The offer of ‘total solitude’, and in stressful Covid-19 times also the chance for real social distancing along the Wild Atlantic Way, comes with the arrival of West Cork’s Castle Island to the international property market.
Set at the mouth of Schull Harbour, in Roaringwater Bay, the stunningly-sited 123-acre island was last inhabited back in the 1870s.
It's crying out now for new life.
Today, as it comes up for the taking for a price "in excess of €1 million," it contains grazing land, glorious shingle beaches, the ruins of fifteen C19th century cabins, a castle in ruins, plus a secure pier and slipway for boat access.
Castle Island is set between Long Island, which is inhabited, and Horse Island, which has been on the open market for the past two years. It has distant views of the craggy Fastnet Lighthouse too, 'Ireland's teardrop.' as it was the last sight emigrants had in coffin ships in earlier hard and pestilential times.
(Horse Island, with seven high-quality houses on its 157 acres, went to market in 2018, carrying a €6m-plus price guide, with advanced international interest shown in its purchase and possibilities.)
Selling agents for Castle Island are Knight Frank, and Dominic Daly in Cork city, who’s a bit of an island selling specialist, selling ones on lakes and estuaries, off the west coast of Ireland, right up to Donegal, along with several in Roaringwater Bay, including West Skeam and, some years back, Horse Island itself.
The agents are said to be acting for a UK-based family, who’ve owned Castle Island since the 1970s. It's one of only a handful of wholly privately-owned islands off the Irish coast, with its castle ruin as a ‘cherry on top’ for additional boasting rights.
Speaking of boasting rights, another Roaringwater Bay tower castle, Kilcoe, is famously owned by actor Jeremy Irons who spent millions of euros on rescuing and restoring his C15th McCarthy Castle, the largest the bay, on a two-acre island linked to the mainland and postcard-pretty in its peach-hued render.

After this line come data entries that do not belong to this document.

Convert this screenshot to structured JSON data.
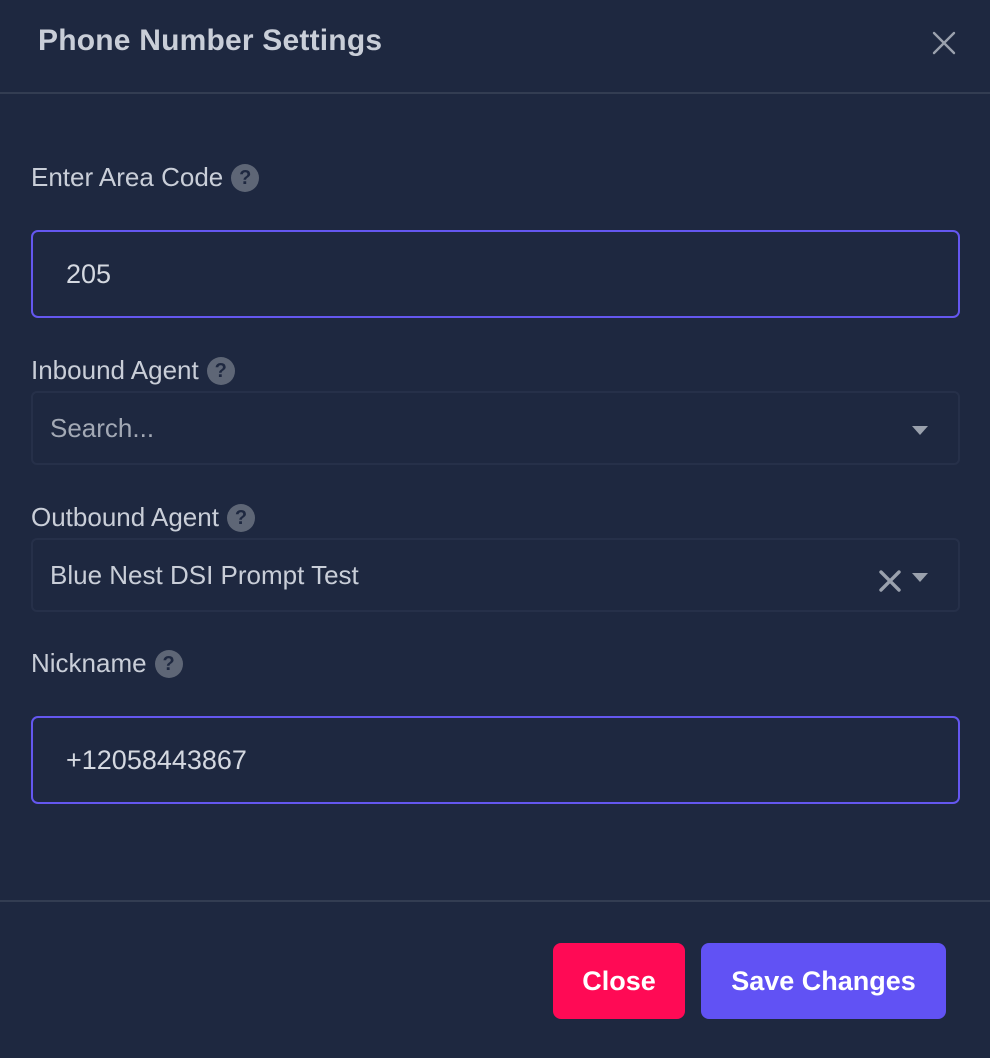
{
  "modal": {
    "title": "Phone Number Settings"
  },
  "fields": {
    "area_code": {
      "label": "Enter Area Code",
      "value": "205"
    },
    "inbound_agent": {
      "label": "Inbound Agent",
      "placeholder": "Search..."
    },
    "outbound_agent": {
      "label": "Outbound Agent",
      "value": "Blue Nest DSI Prompt Test"
    },
    "nickname": {
      "label": "Nickname",
      "value": "+12058443867"
    }
  },
  "help_glyph": "?",
  "footer": {
    "close_label": "Close",
    "save_label": "Save Changes"
  },
  "icons": {
    "dialog_close": "close-icon",
    "help": "help-circle-icon",
    "dropdown": "chevron-down-icon",
    "clear": "clear-icon"
  },
  "colors": {
    "background": "#1e2840",
    "accent": "#6152f4",
    "danger": "#ff0a55",
    "text": "#c9ced8"
  }
}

Castle Island’s got quite good grazing land, and the visible remains of lazy beds from earlier tillage days, and Lewis’s Topographical Dictionary of Ireland in 1837 recorded 89 inhabitants, living in 15 “indifferently-built small cabins”, in three clusters.
Some are clustered around the 14th-century castle built by O’Donovan More according to Lewis and claimed now as one of several ruined O’Mahony castles defensively strung along the coastline here, protecting that clan’s abundant resources, charging for fishing, fish-processing facilities, supplies, vittles and freshwater. They formed strong alliances with Spanish and French fishing fleets, an alliance which when it came to the attention of the English Crown led to the O'Mahony's eventual demise.
One cluster is close to the island’s access pier and slipway, sheltered from prevailing winds and the Atlantic’s largest waves, where the original O'Mahony castle stands, and their existence may assist the island’s next owners in getting permission for some habitable dwellings here once more.
Estate agent Dominic Daly, acting jointly with Knight Frank, says the sale now “is a great opportunity for anyone interested in all water sports, particularly sailing and fishing and the island also benefits from the warm Gulf Stream and mild southwesterly winds.”
Future uses of the island could be for private occupancy, or some tourism-related development, outdoor pursuits and some limited agricultural use, it’s suggested.
“The island can offer total solitude with substantial scope to develop its considerable amenities,” Mr Daly adds, pointing to multiple harbours in the likes of Schull, Baltimore, Rossbin and Crookhaven, as well as Cape Clear.